Sembra proprio che una forza particolare della Supplica sia riposta dal suo Autore, precisamente, nel delineare una rappresentazione particolarmente suggestiva e confortante dei due mondi contrapposti, appunto, del bene e del male: “Voi sedete coronata Regina alla destra del vostro Figliuolo redimita di gloria immortale su tutti i cori degli Angeli” – e qui si scorge l’esaltante prospettiva della corte celeste, maestosamente sostenuta dalla presenza suprema di Cristo – ma qui, come poi vedremo, già riconosciuto affettuosamente e familiarmente come “Figliuolo” a coronamento dell’aspetto prevalente nella Supplica delle ragioni intime e tenerissime della maternità della Madonna. “Gloria immortale” è il segno ancora trionfale della vittoria sulla morte, come sul male; “cori degli Angeli” proietta sullo spazio regale del cielo l’armonia corale che lo circonda e che si apre come linea prospettica anche per i poveri umani. Ancora: “Voi distendete il vostro dominio per quanto son distesi i Cieli ed a Voi la terra e le creature tutte che in essa abitano sono soggette. Il vostro dominio si stende sino all’inferno”: la potenza di Maria abbraccia, dunque, naturalmente, ogni spazio, cielo, terra e anche il perturbante “inferno”, certamente per sistemare, in modo completo, e organizzare una totalità spaziale ove ogni essere – umano, angelico o infernale – debba rispondere soltanto alla Madonna gloriosamente regnante alla destra di Cristo. Come dire, una struttura portante che conforta (o esclude) tutti – alla luce, all’ombra o nelle fiamme infernali – in modo che, ovunque, tutto e tutti debbano, in qualche modo, essere sottomessi all’unica regina vittoriosa e dominatrice.
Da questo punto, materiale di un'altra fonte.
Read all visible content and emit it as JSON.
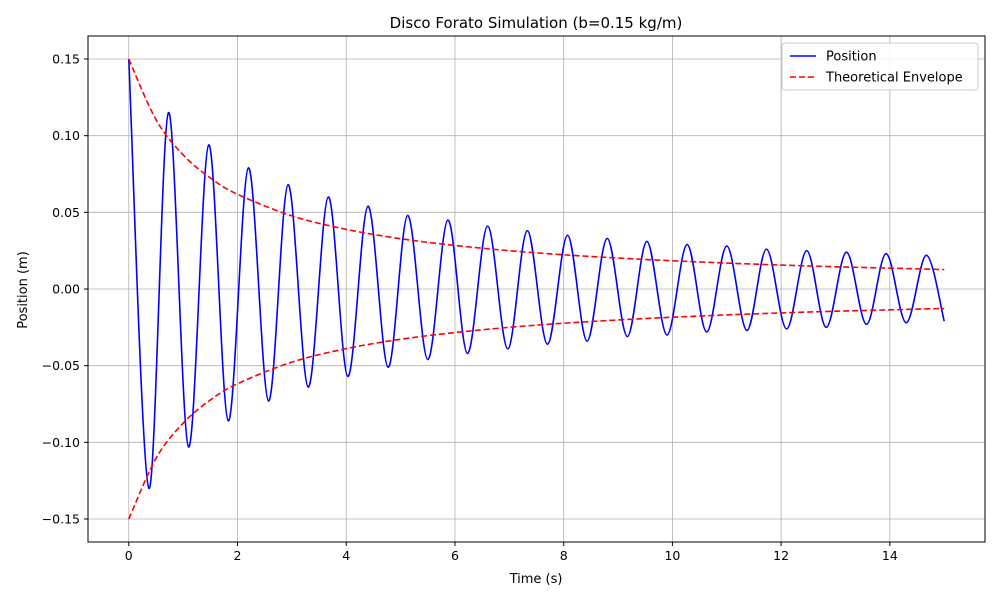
{
  "chart_data": {
    "type": "line",
    "title": "Disco Forato Simulation (b=0.15 kg/m)",
    "xlabel": "Time (s)",
    "ylabel": "Position (m)",
    "xlim": [
      -0.75,
      15.75
    ],
    "ylim": [
      -0.165,
      0.165
    ],
    "xticks": [
      0,
      2,
      4,
      6,
      8,
      10,
      12,
      14
    ],
    "xtick_labels": [
      "0",
      "2",
      "4",
      "6",
      "8",
      "10",
      "12",
      "14"
    ],
    "yticks": [
      -0.15,
      -0.1,
      -0.05,
      0.0,
      0.05,
      0.1,
      0.15
    ],
    "ytick_labels": [
      "−0.15",
      "−0.10",
      "−0.05",
      "0.00",
      "0.05",
      "0.10",
      "0.15"
    ],
    "grid": true,
    "legend_position": "top-right",
    "series": [
      {
        "name": "Position",
        "color": "#0000ff",
        "style": "solid",
        "x": [
          0,
          0.37,
          0.73,
          1.1,
          1.47,
          1.83,
          2.2,
          2.57,
          2.93,
          3.3,
          3.67,
          4.03,
          4.4,
          4.77,
          5.13,
          5.5,
          5.87,
          6.23,
          6.6,
          6.97,
          7.33,
          7.7,
          8.07,
          8.43,
          8.8,
          9.17,
          9.53,
          9.9,
          10.27,
          10.63,
          11.0,
          11.37,
          11.73,
          12.1,
          12.47,
          12.83,
          13.2,
          13.57,
          13.93,
          14.3,
          14.67,
          15.0
        ],
        "y": [
          0.15,
          -0.13,
          0.115,
          -0.103,
          0.094,
          -0.086,
          0.079,
          -0.073,
          0.068,
          -0.064,
          0.06,
          -0.057,
          0.054,
          -0.051,
          0.048,
          -0.046,
          0.045,
          -0.042,
          0.041,
          -0.039,
          0.038,
          -0.036,
          0.035,
          -0.034,
          0.033,
          -0.031,
          0.031,
          -0.03,
          0.029,
          -0.028,
          0.028,
          -0.027,
          0.026,
          -0.026,
          0.025,
          -0.025,
          0.024,
          -0.023,
          0.023,
          -0.022,
          0.022,
          -0.021
        ]
      },
      {
        "name": "Theoretical Envelope",
        "color": "#ff0000",
        "style": "dashed",
        "x": [
          0,
          0.5,
          1,
          1.5,
          2,
          3,
          4,
          5,
          6,
          7,
          8,
          9,
          10,
          11,
          12,
          13,
          14,
          15
        ],
        "y": [
          0.15,
          0.1105,
          0.0875,
          0.0724,
          0.0618,
          0.0477,
          0.0389,
          0.0328,
          0.0284,
          0.025,
          0.0223,
          0.0202,
          0.0184,
          0.0169,
          0.0156,
          0.0145,
          0.0136,
          0.0127
        ]
      },
      {
        "name": "",
        "color": "#ff0000",
        "style": "dashed",
        "x": [
          0,
          0.5,
          1,
          1.5,
          2,
          3,
          4,
          5,
          6,
          7,
          8,
          9,
          10,
          11,
          12,
          13,
          14,
          15
        ],
        "y": [
          -0.15,
          -0.1105,
          -0.0875,
          -0.0724,
          -0.0618,
          -0.0477,
          -0.0389,
          -0.0328,
          -0.0284,
          -0.025,
          -0.0223,
          -0.0202,
          -0.0184,
          -0.0169,
          -0.0156,
          -0.0145,
          -0.0136,
          -0.0127
        ]
      }
    ]
  }
}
Diciamo che si tratta d’una visione apertissima e, insieme, ben partita nelle sue giuste zone, e dilatata a coprire ogni manifestazione od ogni entità presente in cielo, in terra e negli abissi infernali. Ad ognuno, poi, sembra esser suggerito, la propria collocazione rispetto al “trono di clemenza”.
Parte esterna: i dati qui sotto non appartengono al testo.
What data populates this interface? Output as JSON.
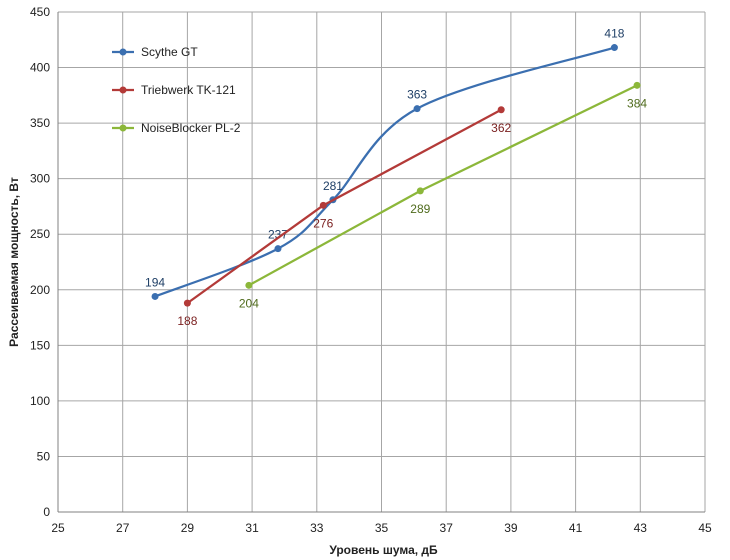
{
  "chart_data": {
    "type": "line",
    "xlabel": "Уровень шума, дБ",
    "ylabel": "Рассеиваемая мощность, Вт",
    "xlim": [
      25,
      45
    ],
    "ylim": [
      0,
      450
    ],
    "xticks": [
      25,
      27,
      29,
      31,
      33,
      35,
      37,
      39,
      41,
      43,
      45
    ],
    "yticks": [
      0,
      50,
      100,
      150,
      200,
      250,
      300,
      350,
      400,
      450
    ],
    "grid": true,
    "legend_position": "top-left",
    "series": [
      {
        "name": "Scythe GT",
        "color": "#3b6fb0",
        "smooth": true,
        "x": [
          28.0,
          31.8,
          33.5,
          36.1,
          42.2
        ],
        "y": [
          194,
          237,
          281,
          363,
          418
        ],
        "labels": [
          "194",
          "237",
          "281",
          "363",
          "418"
        ],
        "label_pos": [
          "above",
          "above",
          "above",
          "above",
          "above"
        ]
      },
      {
        "name": "Triebwerk TK-121",
        "color": "#b33a38",
        "smooth": false,
        "x": [
          29.0,
          33.2,
          38.7
        ],
        "y": [
          188,
          276,
          362
        ],
        "labels": [
          "188",
          "276",
          "362"
        ],
        "label_pos": [
          "below",
          "below",
          "below"
        ]
      },
      {
        "name": "NoiseBlocker PL-2",
        "color": "#8cb73a",
        "smooth": false,
        "x": [
          30.9,
          36.2,
          42.9
        ],
        "y": [
          204,
          289,
          384
        ],
        "labels": [
          "204",
          "289",
          "384"
        ],
        "label_pos": [
          "below",
          "below",
          "below"
        ]
      }
    ]
  }
}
In realtà, l’aspetto principale della Supplica e, certamente, non dei meno interessanti, approfondisce e qualifica i soggetti sulla terra nel segno ben più comprensivo e fiducioso nell’appello e riconoscimento della maternità della Madonna: “avventurati figli vostri”, “con la confidenza di figli”, “benché vostri figliuoli”, “Madre nostra”, “Madre dei peccatori”, “nostra Madre”, “Madre buona”, “figli ingrati e immeritevoli”, “il vostro cuore di Madre”, “vostri figli”, “come deboli figli tra le braccia della più tenera delle madri”, “la materna benedizione”, “o Madre”, “o Madre nostra cara”: confidenza dell’invocazione, riconoscimento delle colpe e ingratitudine, appello al “cuore” e alla “benedizione”, insistenza sulla maternità, sono questi i modi confidenziali con cui gli uomini si presentano, dunque, alla Madre, non solo alla Regina, proclamando la loro ventura per tale maternità (“avventurati”).
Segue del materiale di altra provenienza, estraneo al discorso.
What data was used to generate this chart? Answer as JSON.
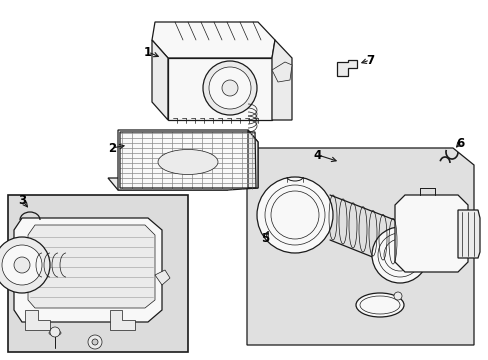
{
  "bg_color": "#ffffff",
  "lc": "#1a1a1a",
  "gray_panel": "#e0e0e0",
  "gray_box3": "#dcdcdc",
  "white": "#ffffff",
  "near_white": "#f8f8f8",
  "light_gray": "#ebebeb",
  "figsize": [
    4.89,
    3.6
  ],
  "dpi": 100,
  "label_positions": {
    "1": [
      155,
      310,
      175,
      305
    ],
    "2": [
      118,
      248,
      138,
      238
    ],
    "3": [
      22,
      196,
      30,
      188
    ],
    "4": [
      315,
      175,
      330,
      165
    ],
    "5": [
      264,
      227,
      270,
      218
    ],
    "6": [
      447,
      148,
      443,
      155
    ],
    "7": [
      352,
      65,
      342,
      70
    ]
  }
}
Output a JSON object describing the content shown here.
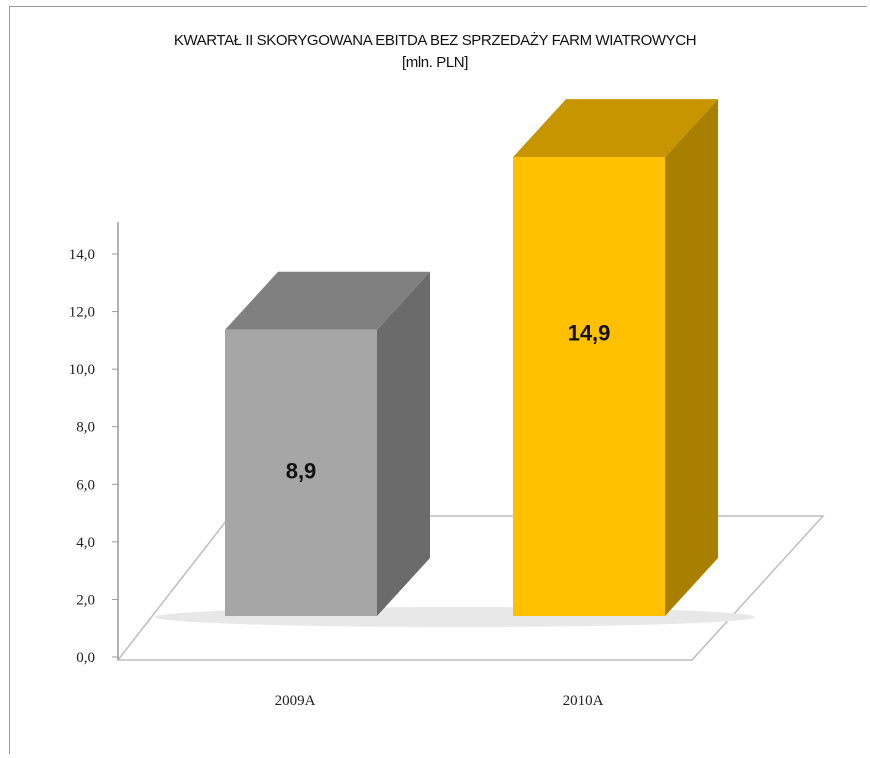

Ancora, si evidenzia la “bontà” propria di Maria, la “clemenza” (“vincete con la clemenza”), si cerca lo “sguardo pietoso”, la “compassione degli affanni” e dei “travagli che amareggiano la vita”, si chiede l’intercessione (“trattenete il braccio della giustizia del vostro Figliuolo sdegnato”) fino, soprattutto, a proclamare una ben più chiara e protettrice regalità (“Oggi mostratevi a tutti, qual siete, regina di pace e perdono”), nella certezza invocata della “misericordia”, con la quale Maria si abbassa, persino – come già nella “compassione”, del condividere il dolore e la sofferenza – alla cordiale vicinanza alla miseria della povera umanità. Ed è, del resto, la “pietà” soprattutto ad essere richiamata: “Pietà vi prenda, o Madre buona”, una pietà corale e universale (“Pietà, deh!, pietà oggi imploriamo”) e misericordia totale (“Misericordia per tutti o Madre di misericordia”. Siamo ben vicini, evidentemente, alle figure e ai concetti espressi nella grande preghiera della “Salve Regina”.
Nello svolgimento della Supplica scorgiamo, dunque, un preciso filo conduttore, che lega l’accorata richiesta dei fedeli in lacrime ma pieni di fiducia nella risposta da parte della Vergine: ”noi tutti avventurati figli vostri, che la bontà vostra ha prescelti in questo secolo [...] effondiamo con lagrime gli affetti del nostro cuore e con la confidenza di figli vi esponiamo le nostre miserie”.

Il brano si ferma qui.